Front Porch leaders point to The Boston Globe’s Spotlight series last December highlighting the continued disparities—in opportunity, in economics—between white folks and people of color here. As well as “the lack of black leadership in Boston in general,” Parent notes. “There just needs to be a space made for us, for leaders of color.”
Meanwhile, Donald Trump’s administration has made the nation’s racism more starkly apparent. “In this space, we resist each time we applaud,” Front Porch playwright-in-residence and reading series curator Liana Asim told the crowd before last evening’s show began. “We resist each time we sit next to each other. … We prove the outside world wrong.”
In recent years, Company One Theatre, Harvard’s American Repertory Theater, Huntington Theatre Company, ArtsEmerson and other local theaters have increasingly featured diverse casts, playwrights of color, and stories of diversity.

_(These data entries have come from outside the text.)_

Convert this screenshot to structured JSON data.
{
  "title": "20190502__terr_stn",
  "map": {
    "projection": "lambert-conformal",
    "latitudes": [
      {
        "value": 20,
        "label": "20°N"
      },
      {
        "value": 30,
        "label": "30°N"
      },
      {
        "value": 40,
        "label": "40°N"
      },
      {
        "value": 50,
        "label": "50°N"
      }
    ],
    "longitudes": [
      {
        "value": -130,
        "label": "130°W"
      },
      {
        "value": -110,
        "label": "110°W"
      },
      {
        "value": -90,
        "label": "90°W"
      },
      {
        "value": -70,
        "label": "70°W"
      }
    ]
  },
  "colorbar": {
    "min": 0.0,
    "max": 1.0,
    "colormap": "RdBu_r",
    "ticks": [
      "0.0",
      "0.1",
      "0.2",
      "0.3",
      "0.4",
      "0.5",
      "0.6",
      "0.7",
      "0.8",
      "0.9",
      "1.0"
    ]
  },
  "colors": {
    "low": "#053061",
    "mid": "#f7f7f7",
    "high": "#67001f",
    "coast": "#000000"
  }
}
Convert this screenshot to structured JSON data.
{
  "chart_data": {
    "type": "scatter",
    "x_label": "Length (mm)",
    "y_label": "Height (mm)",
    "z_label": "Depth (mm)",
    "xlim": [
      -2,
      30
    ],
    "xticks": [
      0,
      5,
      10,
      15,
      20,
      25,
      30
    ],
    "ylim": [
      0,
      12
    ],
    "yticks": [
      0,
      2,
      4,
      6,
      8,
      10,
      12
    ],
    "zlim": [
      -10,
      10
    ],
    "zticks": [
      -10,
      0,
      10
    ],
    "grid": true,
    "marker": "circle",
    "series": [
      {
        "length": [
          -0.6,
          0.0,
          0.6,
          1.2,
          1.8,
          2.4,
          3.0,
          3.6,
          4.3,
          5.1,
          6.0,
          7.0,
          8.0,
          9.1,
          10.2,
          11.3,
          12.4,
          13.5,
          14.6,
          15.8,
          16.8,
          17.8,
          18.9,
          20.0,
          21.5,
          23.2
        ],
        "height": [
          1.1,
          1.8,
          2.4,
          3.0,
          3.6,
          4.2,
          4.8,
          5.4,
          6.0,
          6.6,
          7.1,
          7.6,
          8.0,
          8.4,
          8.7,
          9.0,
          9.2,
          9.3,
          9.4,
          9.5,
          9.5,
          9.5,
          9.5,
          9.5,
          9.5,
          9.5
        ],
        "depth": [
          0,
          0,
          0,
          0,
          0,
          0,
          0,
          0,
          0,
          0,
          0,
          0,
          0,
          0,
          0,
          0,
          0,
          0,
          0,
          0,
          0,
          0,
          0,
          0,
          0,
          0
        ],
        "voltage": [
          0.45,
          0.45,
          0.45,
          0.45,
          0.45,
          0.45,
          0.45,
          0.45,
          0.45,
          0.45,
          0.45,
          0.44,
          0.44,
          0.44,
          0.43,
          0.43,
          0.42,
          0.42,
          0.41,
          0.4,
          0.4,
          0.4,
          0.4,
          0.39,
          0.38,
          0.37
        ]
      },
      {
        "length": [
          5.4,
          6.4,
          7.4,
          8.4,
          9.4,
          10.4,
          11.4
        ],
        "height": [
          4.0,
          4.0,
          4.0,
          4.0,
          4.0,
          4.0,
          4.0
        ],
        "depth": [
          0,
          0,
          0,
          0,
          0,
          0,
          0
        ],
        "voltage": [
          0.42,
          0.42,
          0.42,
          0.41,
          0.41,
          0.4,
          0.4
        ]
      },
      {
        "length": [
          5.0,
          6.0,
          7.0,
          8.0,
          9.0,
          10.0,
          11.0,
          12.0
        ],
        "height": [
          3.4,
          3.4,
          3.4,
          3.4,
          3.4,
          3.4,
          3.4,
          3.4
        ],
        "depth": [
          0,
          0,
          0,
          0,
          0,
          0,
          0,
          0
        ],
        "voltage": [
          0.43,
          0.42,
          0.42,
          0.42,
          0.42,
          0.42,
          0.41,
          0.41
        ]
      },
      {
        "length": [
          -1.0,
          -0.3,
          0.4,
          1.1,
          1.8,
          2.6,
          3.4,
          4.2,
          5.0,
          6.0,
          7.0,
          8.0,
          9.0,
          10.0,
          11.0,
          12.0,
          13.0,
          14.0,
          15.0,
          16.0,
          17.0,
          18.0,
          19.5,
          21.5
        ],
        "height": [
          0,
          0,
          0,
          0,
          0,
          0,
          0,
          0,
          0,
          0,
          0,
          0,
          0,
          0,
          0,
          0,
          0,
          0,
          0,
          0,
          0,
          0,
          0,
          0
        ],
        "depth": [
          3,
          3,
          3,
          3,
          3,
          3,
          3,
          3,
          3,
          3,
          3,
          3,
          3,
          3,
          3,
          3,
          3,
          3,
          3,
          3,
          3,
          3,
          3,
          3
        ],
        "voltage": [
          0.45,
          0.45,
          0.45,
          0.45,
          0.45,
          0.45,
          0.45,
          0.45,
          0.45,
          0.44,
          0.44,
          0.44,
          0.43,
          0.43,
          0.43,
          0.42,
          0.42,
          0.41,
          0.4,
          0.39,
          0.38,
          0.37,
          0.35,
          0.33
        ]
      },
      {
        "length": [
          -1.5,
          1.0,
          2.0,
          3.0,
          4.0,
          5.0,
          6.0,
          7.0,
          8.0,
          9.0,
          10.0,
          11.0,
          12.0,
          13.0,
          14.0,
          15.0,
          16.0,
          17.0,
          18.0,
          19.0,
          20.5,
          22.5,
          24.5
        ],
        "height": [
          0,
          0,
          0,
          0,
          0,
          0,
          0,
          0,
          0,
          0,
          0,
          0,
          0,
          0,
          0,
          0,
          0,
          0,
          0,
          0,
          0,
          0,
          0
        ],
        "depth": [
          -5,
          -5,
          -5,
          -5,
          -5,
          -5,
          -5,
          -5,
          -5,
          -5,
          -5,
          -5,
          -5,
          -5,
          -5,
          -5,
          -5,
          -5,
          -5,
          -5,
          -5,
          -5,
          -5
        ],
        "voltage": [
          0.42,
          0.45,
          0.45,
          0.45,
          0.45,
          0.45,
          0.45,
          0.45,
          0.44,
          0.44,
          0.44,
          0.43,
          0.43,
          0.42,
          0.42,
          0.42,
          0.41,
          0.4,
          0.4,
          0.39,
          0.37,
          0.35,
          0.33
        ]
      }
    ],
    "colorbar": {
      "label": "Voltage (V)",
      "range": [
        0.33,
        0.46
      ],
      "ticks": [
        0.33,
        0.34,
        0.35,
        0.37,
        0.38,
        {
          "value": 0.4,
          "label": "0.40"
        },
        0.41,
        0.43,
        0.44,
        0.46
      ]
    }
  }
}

But the Front Porch Collective is perhaps the only actively producing theater company in greater Boston led by black folks and focused on the stories of people of color. (Another local theater leader of color is Christopher V. Edwards, who became artistic director of Actor’s Shakespeare Project last August.)
Front Porch aims to be the first black-led company staging productions with Actor’s Equity Association (the union of actors and stage managers) casts.
“We don’t want to be the only company doing this work,” Simmons says, stressing Front Porch’s support for other theaters in the region. “We want more opportunity, not less.”
“Here’s a time where everybody’s working to break down those walls of theater that have kept them so white for so long,” Parent says. “We’re applauding it, while hoping that will feed into the next logical step, which is a black theater company.”
“The hope is while we may be the first company in a while to focus on black and brown theater,” Simmons says, “it will kick open the door for other culturally-specific theater companies and hopefully they can make their mark as well.”